My daughter punctuates all of her text messages with exclamation points. For some odd reason, this makes me feel good. Great, actually. The little line with a dot at the bottom makes me read her words, her responses to my inquiries, as if she is energetically shouting them to me across the miles. It’s as if what I have said to her is the best thing that she has ever heard, and that I, of course, am doing this “Mom” thing right (insert pat on back here).
A few months ago, I texted her with a mundane question. I don’t even remember what it was. She is only an hour and a half away in college, so it may have been something as banal as telling her what time I would pick her up so she could come home for the weekend and that I needed to stop off at Costco on the way back. Her reply was something like, “Great!” My daughter couldn’t wait to see me. The thought of my impending arrival to her was stupendous, it was great! I had made her day.

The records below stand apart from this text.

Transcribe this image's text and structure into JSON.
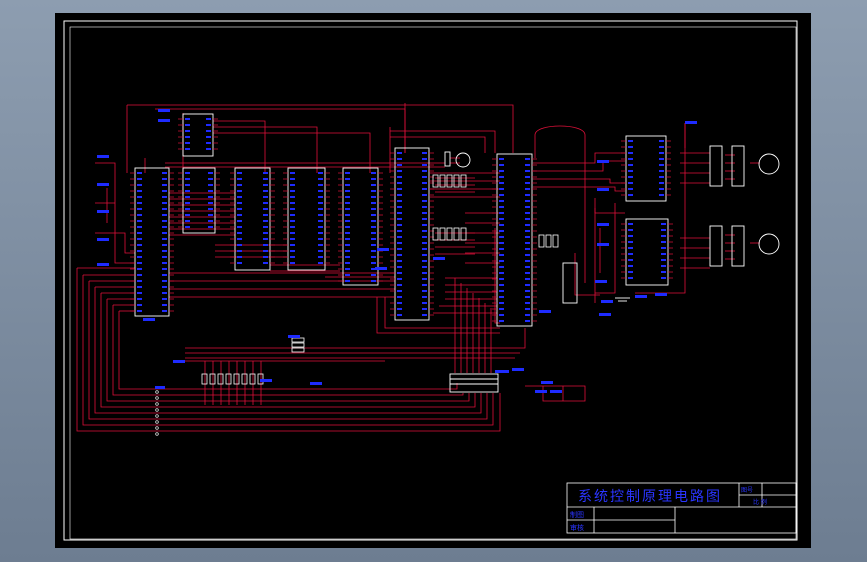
{
  "drawing": {
    "title_block": {
      "title": "系统控制原理电路图",
      "row_labels": [
        "制图",
        "审核"
      ],
      "right_labels": [
        "图号",
        "比 例"
      ]
    },
    "colors": {
      "sheet_bg": "#000000",
      "frame": "#ffffff",
      "wire": "#e0103a",
      "component": "#ffffff",
      "pin_label": "#1e2bff",
      "title_text": "#2a35ff"
    }
  }
}
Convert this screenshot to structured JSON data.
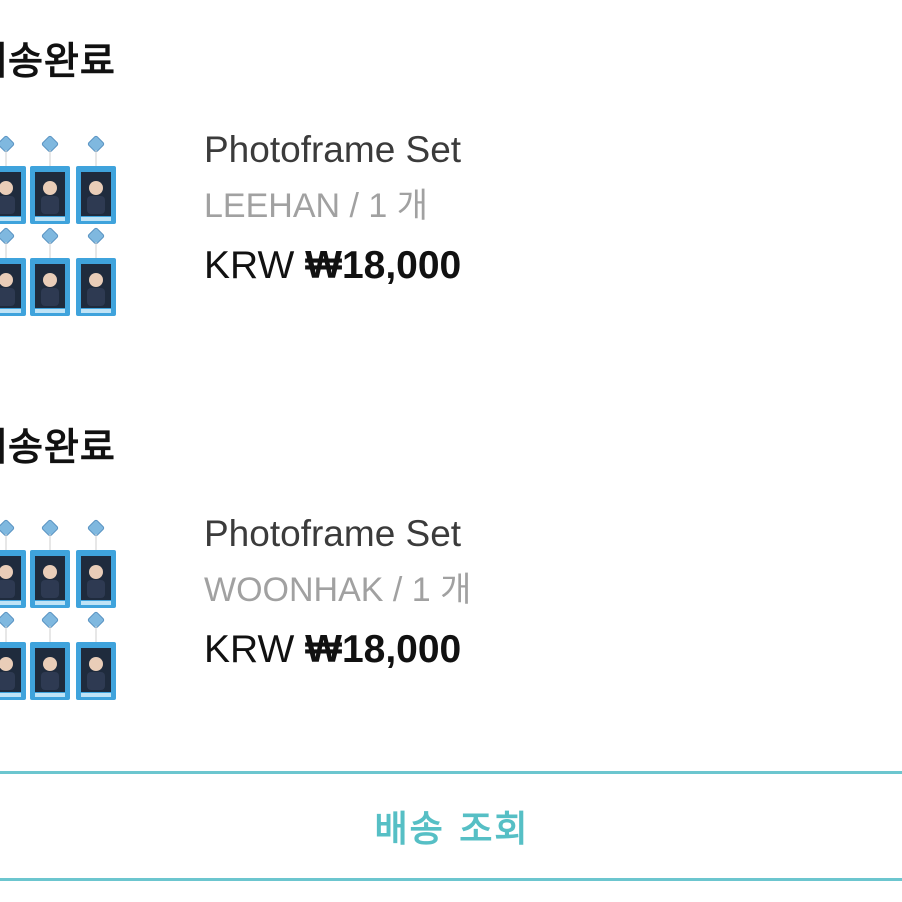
{
  "orders": [
    {
      "status": "배송완료",
      "product": {
        "name": "Photoframe Set",
        "option": "LEEHAN / 1 개",
        "currency": "KRW",
        "price": "₩18,000",
        "image_icon": "photoframe-set-thumbnail"
      }
    },
    {
      "status": "배송완료",
      "product": {
        "name": "Photoframe Set",
        "option": "WOONHAK / 1 개",
        "currency": "KRW",
        "price": "₩18,000",
        "image_icon": "photoframe-set-thumbnail"
      }
    }
  ],
  "tracking_button": {
    "label": "배송 조회"
  },
  "colors": {
    "accent": "#56bfc5",
    "frame_blue": "#3fa3dc"
  }
}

For some reason, that I will regret until the day I die, I replied back with this inquiry: Are you really that excited or do you always use an exclamation point instead of a period? I don’t know why I asked; I should have known better. Her reply was that she always uses an exclamation point out of habit. Like a scene from a horror movie where the main character has just started to figure out that her husband is the killer and he is in the house, my brain started shooting me memories of all of her texts, the incessant exclamation points after everything. How could I not have seen it?
But this is what I have learned from it, a lesson, I’m sure my daughter in no way attempted to teach me, punctuation matters (and not in the “Let’s eat Grandma” sense) to the receiver. Take this as an example. A man has just proposed to his long-time girlfriend. Her response is yes.
Yes. Not a very exciting response is it? Maybe she’s only marrying him because she feels she has no other options? Blasé really.
Yes? Oh, oh. This marriage will ultimately not happen.
Yes— This will undoubtedly be followed by a “but”. “But” now is not the right time. I need to figure out who I am (and so on).
Yes… This will be undoubtedly be followed by a “but” also. “But” my family is crazy and they’ll make my life crazy trying to plan a wedding, so why don’t we elope right now!
Yes! Enough said (kiss kiss, all good).
So much of our daily communication consists of short phrases, sometimes only single words typed into our phones and sent across, well, whatever they are sent across. Why not make the most of the punctuation. Why not make the receiver feel the joy that comes from an ! instead of a mere .
Try it next time. Even though I now know that my daughter chooses to use an ! to end everything (and I am happy that she punctuates), it still makes me happy and excited to see them at the end of her responses. It does my heart good, and it always makes me smile.
And we can certainly use more of that feeling right now in this world.
Let’s give it a try.
I mean, Let’s give it a try! (see, it does something to you, doesn’t it?)